Students themselves echoed these sentiments. “It brought in the fact that journalism is what I want to do,” Lashawn Graves, 17, said. “I really enjoyed going to a newspaper and (to) PSU because I am graduating next year, so the fact of college is more realistic that just saying, ‘Yeah, I’m going to college.’”

Though the eventualities of college or the workforce exist as a figurative reality in the minds of high school students, social concerns remain a high priority. Removed from familiar contexts, some students discovered common bonds usually hidden behind the cliques. “It was a good bonding experience,” Guy said. “We were rooming for four days together and I got to know a lot about people from different backgrounds and where people came from.”

Graves shared a similar view. “A lot of people’s defense mechanisms are to attack or to simply have hatred of a certain person for how they may act or what they represent themselves as, but if you actually take the time to sit there and talk to that person, you may see that they are just like you.”
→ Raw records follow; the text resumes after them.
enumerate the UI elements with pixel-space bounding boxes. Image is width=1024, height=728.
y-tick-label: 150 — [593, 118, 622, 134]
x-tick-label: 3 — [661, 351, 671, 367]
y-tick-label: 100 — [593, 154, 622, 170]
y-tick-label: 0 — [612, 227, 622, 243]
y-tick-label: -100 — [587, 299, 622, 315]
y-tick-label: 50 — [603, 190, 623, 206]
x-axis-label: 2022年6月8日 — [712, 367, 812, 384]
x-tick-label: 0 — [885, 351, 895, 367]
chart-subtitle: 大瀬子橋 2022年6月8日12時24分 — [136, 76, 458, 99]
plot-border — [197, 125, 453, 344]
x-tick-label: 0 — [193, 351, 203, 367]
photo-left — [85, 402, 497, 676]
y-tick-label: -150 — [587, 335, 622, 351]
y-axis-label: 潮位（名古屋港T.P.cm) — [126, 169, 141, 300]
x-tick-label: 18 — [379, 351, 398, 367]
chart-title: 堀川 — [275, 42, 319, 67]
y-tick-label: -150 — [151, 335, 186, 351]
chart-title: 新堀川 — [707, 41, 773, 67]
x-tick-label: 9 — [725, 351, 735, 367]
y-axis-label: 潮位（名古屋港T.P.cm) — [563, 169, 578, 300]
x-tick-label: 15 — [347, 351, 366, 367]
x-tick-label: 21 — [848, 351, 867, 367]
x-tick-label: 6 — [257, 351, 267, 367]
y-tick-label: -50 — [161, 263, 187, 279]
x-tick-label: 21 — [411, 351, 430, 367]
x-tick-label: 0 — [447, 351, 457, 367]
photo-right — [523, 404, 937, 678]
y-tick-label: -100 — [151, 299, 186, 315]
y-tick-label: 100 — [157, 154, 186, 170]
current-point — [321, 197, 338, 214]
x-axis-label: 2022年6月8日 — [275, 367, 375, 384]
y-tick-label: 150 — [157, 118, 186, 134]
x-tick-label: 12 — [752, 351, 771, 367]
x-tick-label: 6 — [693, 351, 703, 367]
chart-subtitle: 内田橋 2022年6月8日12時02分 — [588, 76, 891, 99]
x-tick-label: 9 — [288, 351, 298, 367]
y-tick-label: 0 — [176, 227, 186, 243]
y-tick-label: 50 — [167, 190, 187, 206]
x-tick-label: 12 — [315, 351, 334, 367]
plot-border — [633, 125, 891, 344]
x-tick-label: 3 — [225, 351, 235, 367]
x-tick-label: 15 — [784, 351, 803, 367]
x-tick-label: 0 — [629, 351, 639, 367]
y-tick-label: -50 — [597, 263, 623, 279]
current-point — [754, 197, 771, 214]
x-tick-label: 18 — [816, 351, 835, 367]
This transcended age as well: Even teachers commented on the difference of relating with the students outside the classroom setting. “It was fun to hang out and have them have a lot of interaction with adults in a different way than they usually get to,” Sommo said. “They’ve gotten to hang out with adults who do a lot of different things,” adults who are not just authority figures.

“I learned how to trust older people and how to get to know people before I start judging (them),” Ramos said, a comment that elicited nods from her surrounding friends.

Yet with all the cheerleading, the summit participants spoke prudently about their futures. Students sounded wizened about the hard road ahead. “I learned (to) just keep believing in whatever you want to do, just don’t give up and everything will work out if you don’t give up,” Guy said.

“It has taught me that it is my life and I have to take charge of it in order to be in a certain place,” Haslauer said.

When the summit came to an end, students returned to Fir Ridge Campus to complete the leadership component of the program. “I guarantee that when we go back to school, things will be totally different,” Ramos said.